New-vehicle sales slowed in September but still rose 10% to 259,582 units, taking the 9-month tally to 2,187,797, the Association of European Business Automobile Manufacturers Committee reports.
“Robust growth in the double-digit percentage range goes on, despite recent hikes in household utility costs and a widespread expectation among consumers that prices of imported cars (will) drop” following (Russia’s) World Trade Organization entry,” group chairman Joerg Schreiber says.
WardsAuto expects total Russian vehicle sales in 2012 to reach 3.18 million units, up 14.2% from year-ago, and to hit 3.44 million in 2013. AutomotiveCompass forecasts production to grow 6.0% to 18.2 million this year and jump to 20.5 million in 2013.
GM will spend $1 billion over the next five years to ramp up production, looking to more than double output to 230,000 units annually at its St. Petersburg plant, where it builds Chevrolet Cruze sedans and Opel models. It also will boost output of its Russian-focused Niva SUV to 120,000 from 70,000 last year.
Ford has planned investments as well. The Ford Sollers joint venture celebrated the 10th year of its plant in Vsevolozhsk near St.

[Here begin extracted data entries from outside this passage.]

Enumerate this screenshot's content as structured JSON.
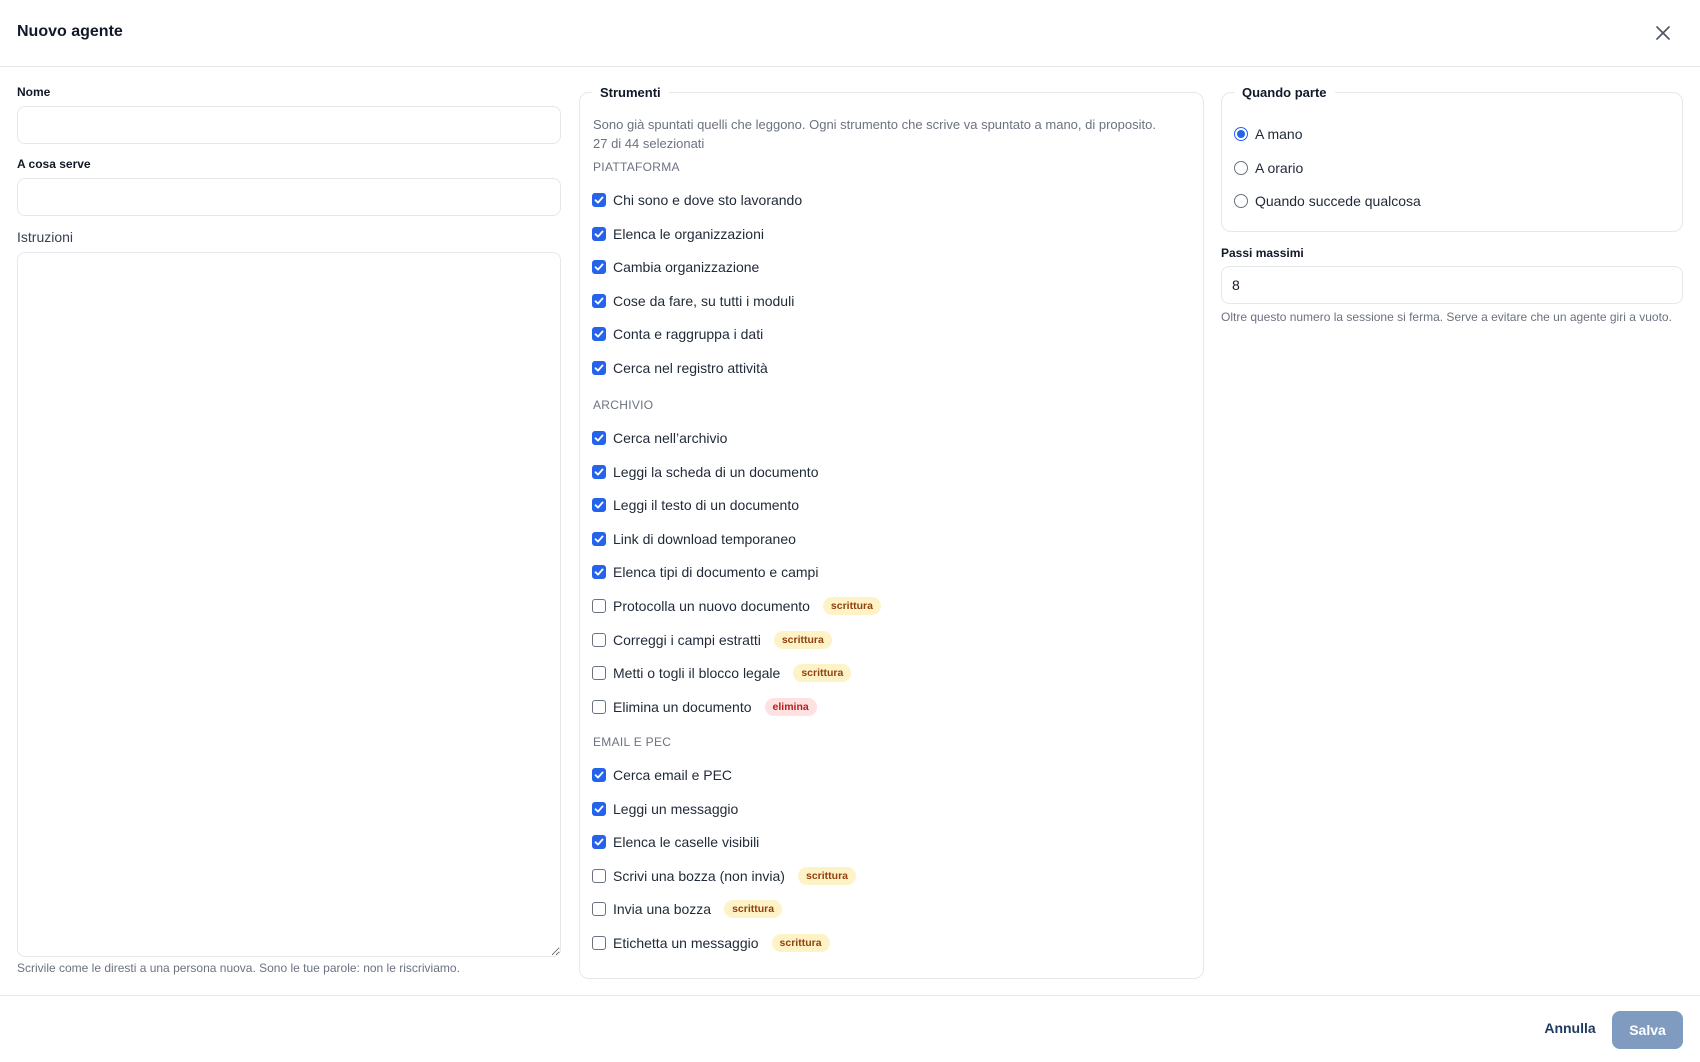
{
  "dialog": {
    "title": "Nuovo agente"
  },
  "form": {
    "name_label": "Nome",
    "name_value": "",
    "purpose_label": "A cosa serve",
    "purpose_value": "",
    "instructions_label": "Istruzioni",
    "instructions_value": "",
    "instructions_help": "Scrivile come le diresti a una persona nuova. Sono le tue parole: non le riscriviamo."
  },
  "tools": {
    "legend": "Strumenti",
    "intro": "Sono già spuntati quelli che leggono. Ogni strumento che scrive va spuntato a mano, di proposito.",
    "count": "27 di 44 selezionati",
    "groups": [
      {
        "title": "PIATTAFORMA",
        "items": [
          {
            "label": "Chi sono e dove sto lavorando",
            "checked": true
          },
          {
            "label": "Elenca le organizzazioni",
            "checked": true
          },
          {
            "label": "Cambia organizzazione",
            "checked": true
          },
          {
            "label": "Cose da fare, su tutti i moduli",
            "checked": true
          },
          {
            "label": "Conta e raggruppa i dati",
            "checked": true
          },
          {
            "label": "Cerca nel registro attività",
            "checked": true
          }
        ]
      },
      {
        "title": "ARCHIVIO",
        "items": [
          {
            "label": "Cerca nell’archivio",
            "checked": true
          },
          {
            "label": "Leggi la scheda di un documento",
            "checked": true
          },
          {
            "label": "Leggi il testo di un documento",
            "checked": true
          },
          {
            "label": "Link di download temporaneo",
            "checked": true
          },
          {
            "label": "Elenca tipi di documento e campi",
            "checked": true
          },
          {
            "label": "Protocolla un nuovo documento",
            "checked": false,
            "badge": "scrittura"
          },
          {
            "label": "Correggi i campi estratti",
            "checked": false,
            "badge": "scrittura"
          },
          {
            "label": "Metti o togli il blocco legale",
            "checked": false,
            "badge": "scrittura"
          },
          {
            "label": "Elimina un documento",
            "checked": false,
            "badge": "elimina"
          }
        ]
      },
      {
        "title": "EMAIL E PEC",
        "items": [
          {
            "label": "Cerca email e PEC",
            "checked": true
          },
          {
            "label": "Leggi un messaggio",
            "checked": true
          },
          {
            "label": "Elenca le caselle visibili",
            "checked": true
          },
          {
            "label": "Scrivi una bozza (non invia)",
            "checked": false,
            "badge": "scrittura"
          },
          {
            "label": "Invia una bozza",
            "checked": false,
            "badge": "scrittura"
          },
          {
            "label": "Etichetta un messaggio",
            "checked": false,
            "badge": "scrittura"
          }
        ]
      }
    ]
  },
  "trigger": {
    "legend": "Quando parte",
    "options": [
      {
        "label": "A mano",
        "selected": true
      },
      {
        "label": "A orario",
        "selected": false
      },
      {
        "label": "Quando succede qualcosa",
        "selected": false
      }
    ]
  },
  "max_steps": {
    "label": "Passi massimi",
    "value": "8",
    "help": "Oltre questo numero la sessione si ferma. Serve a evitare che un agente giri a vuoto."
  },
  "footer": {
    "cancel_label": "Annulla",
    "save_label": "Salva"
  }
}
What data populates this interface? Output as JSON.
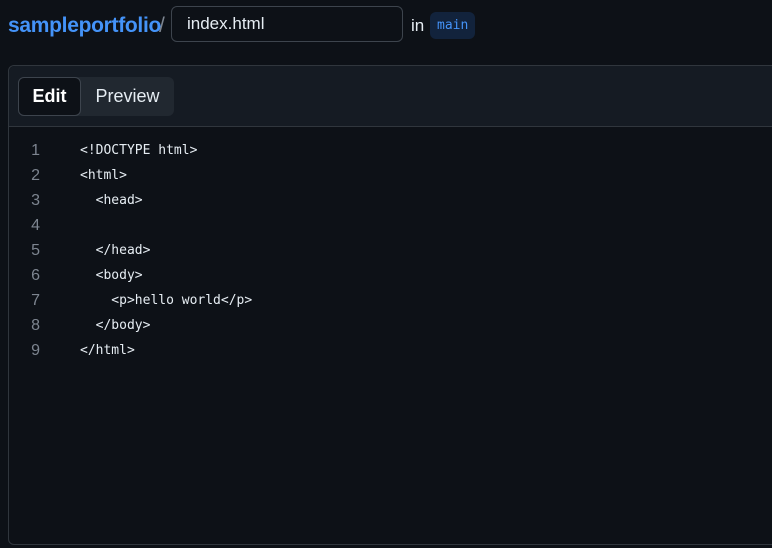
{
  "header": {
    "repo_name": "sampleportfolio",
    "separator": "/",
    "filename_value": "index.html",
    "in_label": "in",
    "branch": "main"
  },
  "editor": {
    "tabs": [
      {
        "label": "Edit",
        "active": true
      },
      {
        "label": "Preview",
        "active": false
      }
    ],
    "lines": [
      {
        "num": "1",
        "text": "<!DOCTYPE html>"
      },
      {
        "num": "2",
        "text": "<html>"
      },
      {
        "num": "3",
        "text": "  <head>"
      },
      {
        "num": "4",
        "text": ""
      },
      {
        "num": "5",
        "text": "  </head>"
      },
      {
        "num": "6",
        "text": "  <body>"
      },
      {
        "num": "7",
        "text": "    <p>hello world</p>"
      },
      {
        "num": "8",
        "text": "  </body>"
      },
      {
        "num": "9",
        "text": "</html>"
      }
    ]
  },
  "colors": {
    "background": "#0d1117",
    "link": "#4493f8",
    "border": "#30363d"
  }
}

Petersburg in July, where the first Russian Focus rolled off the line in 2002.
Fiat, showing off its 7-seat Freemont passenger van at the recent Moscow auto show, also has designs on the country, while Renault says it sees Russia challenging Brazil to become the auto maker’s strongest market.
VW predicts it will see 30% sales growth in Russia this year and will make €1 billion ($1.3 billion) in new investments. Part of that will finance construction of the German auto maker’s new engine factory at its Kaluga manufacturing complex in order to reach annual sales of 500,000 vehicles.
“Russia is the primary strategic growth market in Europe for the Volkswagen Group,” CEO Martin Winterkorn says at the engine-plant signing ceremony. “By 2018, we intend to sell a half million vehicles here.”